ORONO, Maine — JJ Bond, 20, of Minford, Ohio, knows what it’s like to stand between her parents at first-year orientation, nervous but excited about attending college far from home.
It’s one of the reasons the third-year history major, whose hometown is 100 miles east of Cincinnati, decided to act as a student ambassador to those who will enter the Class of 2014 at the University of Maine in August.
Orientation for first-year students and their families began Friday and continued through Sunday. Another session will be held June 26-28, and some students will undergo orientation on Aug. 27 when first-year students are to move into their assigned dorms.
“I went through this process and I liked the idea of helping other students with it,” Bond said Saturday as she stood inside the Collins Center for the Arts, where orientation sessions were held. “I guess the one thing I wasn’t told at orientation was how easy it would be to meet people here.
“I just tell new students, ‘You could have an experience here,’” Bond continued. “College is what you make it.”
There were 1,803 first-year students last fall, a drop from the total of 2,094 in fall 2008, according to a story published previously in the Bangor Daily News. UMaine anticipates there will be about 30 more first-year students this fall than last year, Joe Carr, spokesman for the university, said earlier this month.
Helen Channell, 18, of Sedgwick graduated earlier this month from George Stevens Academy in Blue Hill. She attended Saturday’s orientation session with her maternal grandmother, Jean Ford, 69, of Blue Hill.
Channell said she was somewhat familiar with the Orono campus, having attended events previously at UMaine.
“I’ve registered for classes and I got my preliminary schedule,” she said, “so my only real questions today are, ‘Where do I have be when?” and ‘What do I have to do now?’”
Nearly every aspect of university life was represented inside the Collins Center. Small groups were led on tours of the campus at 30-minute intervals. Saturday’s activities were to end with a cookout and bonfire.

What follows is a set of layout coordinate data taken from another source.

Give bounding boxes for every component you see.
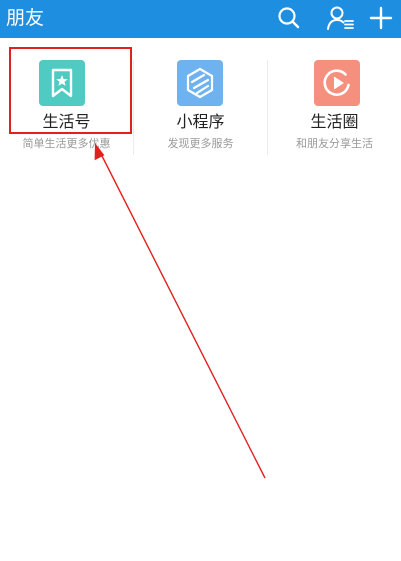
tile-label: 生活号	[42, 112, 91, 131]
bookmark-star-icon	[39, 60, 85, 106]
tile-label: 生活圈	[310, 112, 359, 131]
search-button[interactable]	[274, 3, 304, 33]
tile-subtitle: 发现更多服务	[167, 137, 234, 150]
tile-label: 小程序	[176, 112, 225, 131]
add-icon	[369, 6, 393, 30]
tile-life-circle[interactable]: 生活圈 和朋友分享生活	[268, 38, 401, 163]
tile-subtitle: 和朋友分享生活	[296, 137, 373, 150]
page-title: 朋友	[6, 7, 45, 29]
add-button[interactable]	[366, 3, 396, 33]
top-bar: 朋友	[0, 0, 401, 38]
mini-program-icon	[177, 60, 223, 106]
contacts-button[interactable]	[326, 3, 356, 33]
entry-tiles: 生活号 简单生活更多优惠 小程序 发现更多服务 生活圈 和朋友分享生活	[0, 38, 401, 163]
contacts-icon	[327, 6, 354, 30]
play-circle-icon	[314, 60, 360, 106]
tile-mini-program[interactable]: 小程序 发现更多服务	[134, 38, 267, 163]
search-icon	[278, 7, 300, 29]
tile-life-account[interactable]: 生活号 简单生活更多优惠	[0, 38, 133, 163]
tile-subtitle: 简单生活更多优惠	[22, 137, 111, 150]
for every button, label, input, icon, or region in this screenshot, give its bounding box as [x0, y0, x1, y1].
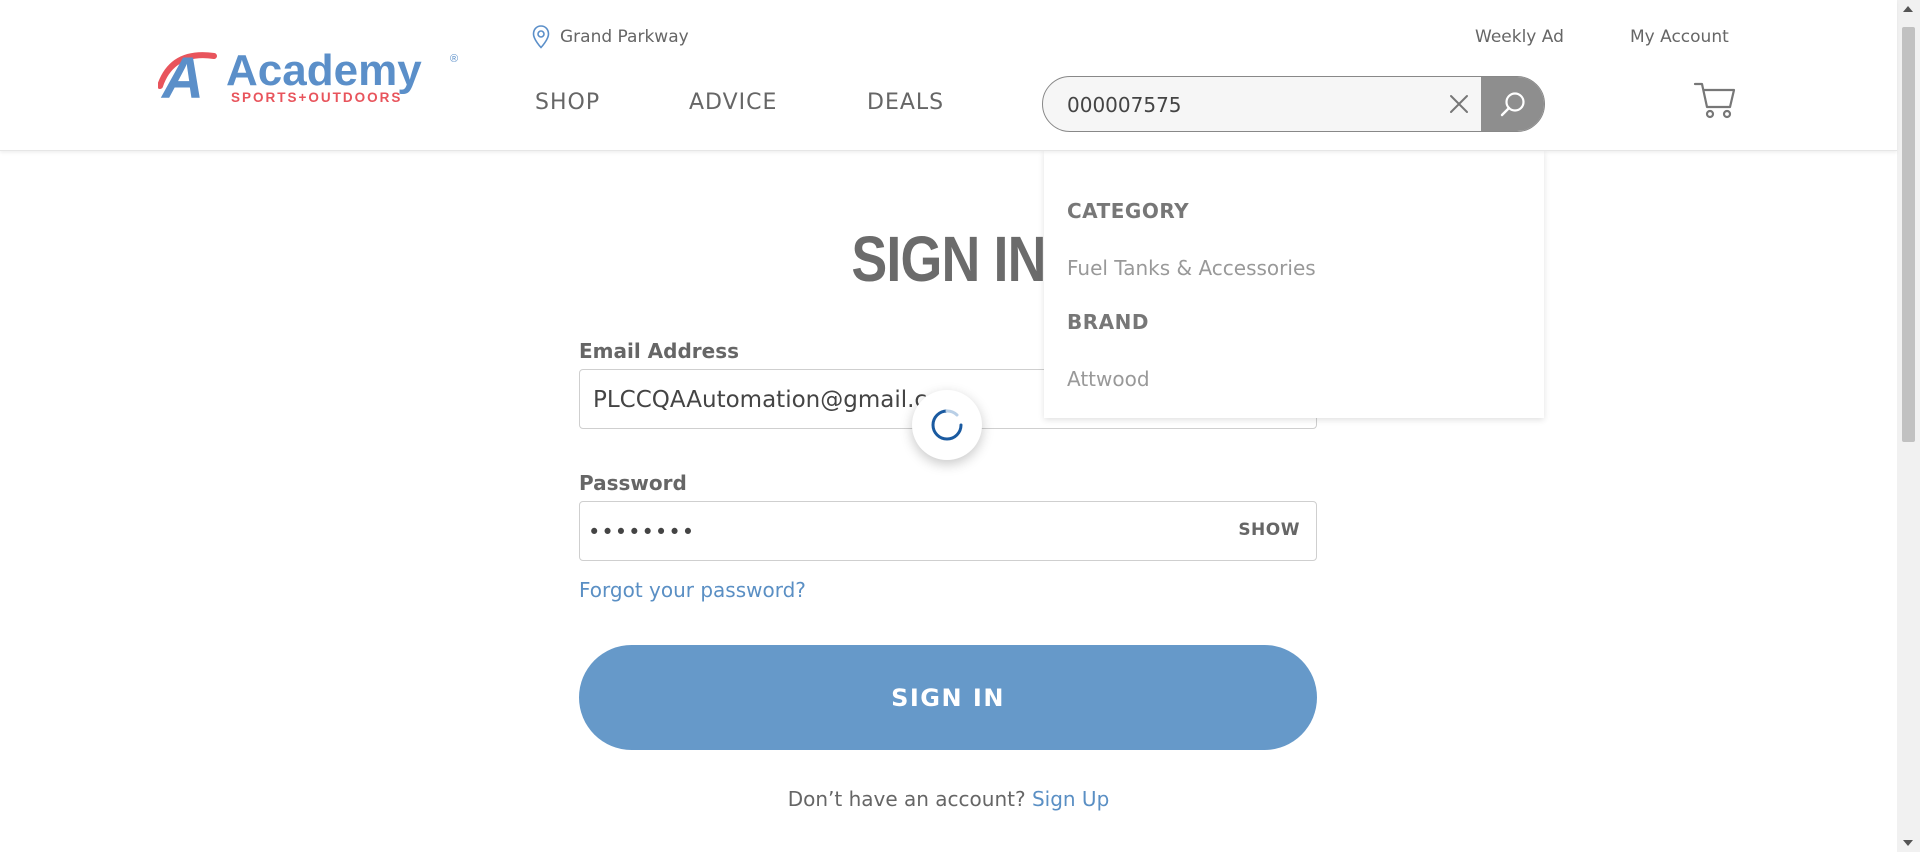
forgot-password-link[interactable]: Forgot your password? [579, 578, 806, 602]
weekly-ad-link[interactable]: Weekly Ad [1475, 27, 1564, 47]
academy-logo-mark: A Academy ® SPORTS+OUTDOORS [157, 46, 458, 111]
show-password-button[interactable]: SHOW [1238, 520, 1300, 540]
password-field[interactable] [580, 502, 1190, 562]
no-account-text: Don’t have an account? [787, 787, 1026, 811]
sign-up-link[interactable]: Sign Up [1032, 787, 1109, 811]
svg-text:Academy: Academy [226, 46, 422, 95]
nav-advice[interactable]: ADVICE [689, 90, 777, 115]
search-suggestions-dropdown: CATEGORY Fuel Tanks & Accessories BRAND … [1044, 150, 1544, 418]
store-location-label: Grand Parkway [560, 27, 689, 47]
email-label: Email Address [579, 339, 740, 363]
cart-button[interactable] [1693, 80, 1737, 124]
suggestion-brand-item[interactable]: Attwood [1067, 367, 1150, 391]
suggestion-category-heading: CATEGORY [1067, 199, 1190, 223]
svg-text:®: ® [450, 53, 458, 65]
spinner-icon [931, 409, 963, 441]
my-account-link[interactable]: My Account [1630, 27, 1729, 47]
search-icon [1500, 92, 1525, 117]
loading-spinner [912, 390, 982, 460]
scroll-down-arrow-icon[interactable] [1903, 840, 1913, 846]
map-pin-icon [532, 25, 550, 49]
cart-icon [1693, 82, 1736, 119]
page-scrollbar[interactable] [1897, 0, 1920, 852]
search-input[interactable] [1043, 77, 1459, 131]
scroll-up-arrow-icon[interactable] [1903, 6, 1913, 12]
svg-text:SPORTS+OUTDOORS: SPORTS+OUTDOORS [231, 90, 402, 105]
nav-deals[interactable]: DEALS [867, 90, 944, 115]
sign-in-button[interactable]: SIGN IN [579, 645, 1317, 750]
site-header: A Academy ® SPORTS+OUTDOORS Grand Parkwa… [0, 0, 1897, 151]
academy-logo[interactable]: A Academy ® SPORTS+OUTDOORS [157, 46, 460, 111]
password-label: Password [579, 471, 687, 495]
scrollbar-thumb[interactable] [1902, 27, 1915, 442]
suggestion-category-item[interactable]: Fuel Tanks & Accessories [1067, 256, 1316, 280]
signup-prompt: Don’t have an account? Sign Up [0, 787, 1897, 811]
suggestion-brand-heading: BRAND [1067, 310, 1149, 334]
search-submit-button[interactable] [1481, 77, 1544, 131]
nav-shop[interactable]: SHOP [535, 90, 600, 115]
store-location[interactable]: Grand Parkway [532, 25, 689, 49]
password-field-box: SHOW [579, 501, 1317, 562]
svg-text:A: A [160, 46, 204, 110]
close-icon[interactable] [1447, 92, 1471, 120]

“It’s big,” Jennie Collins, 18, of Boston said after a Saturday afternoon tour. “It’s big but there’s a lot to do. I can see myself keeping busy.”
Collins, who plans to major in journalism, graduated from Lexington [Mass.] High School earlier this month.
“This was a little closer than North Carolina [where she also applied],” her father, Christopher Collins of Boston, said of the distance from the Hub to Orono. “I can handle her being in Maine.”
Newly minted high school graduates weren’t the only ones taking part in orientation. Transfer students also participated.
Rob Mager, 19, of Somerset, N.J., spent his freshman year at Drexel University, located in downtown Philadelphia. The art history major wanted a less urban setting. After a tour of the campus with his parents, Monica and Tom Mager of Somerset, N.J., he said he liked the atmosphere on campus.
“This reminds me of home, but I get to get away from home,” he said.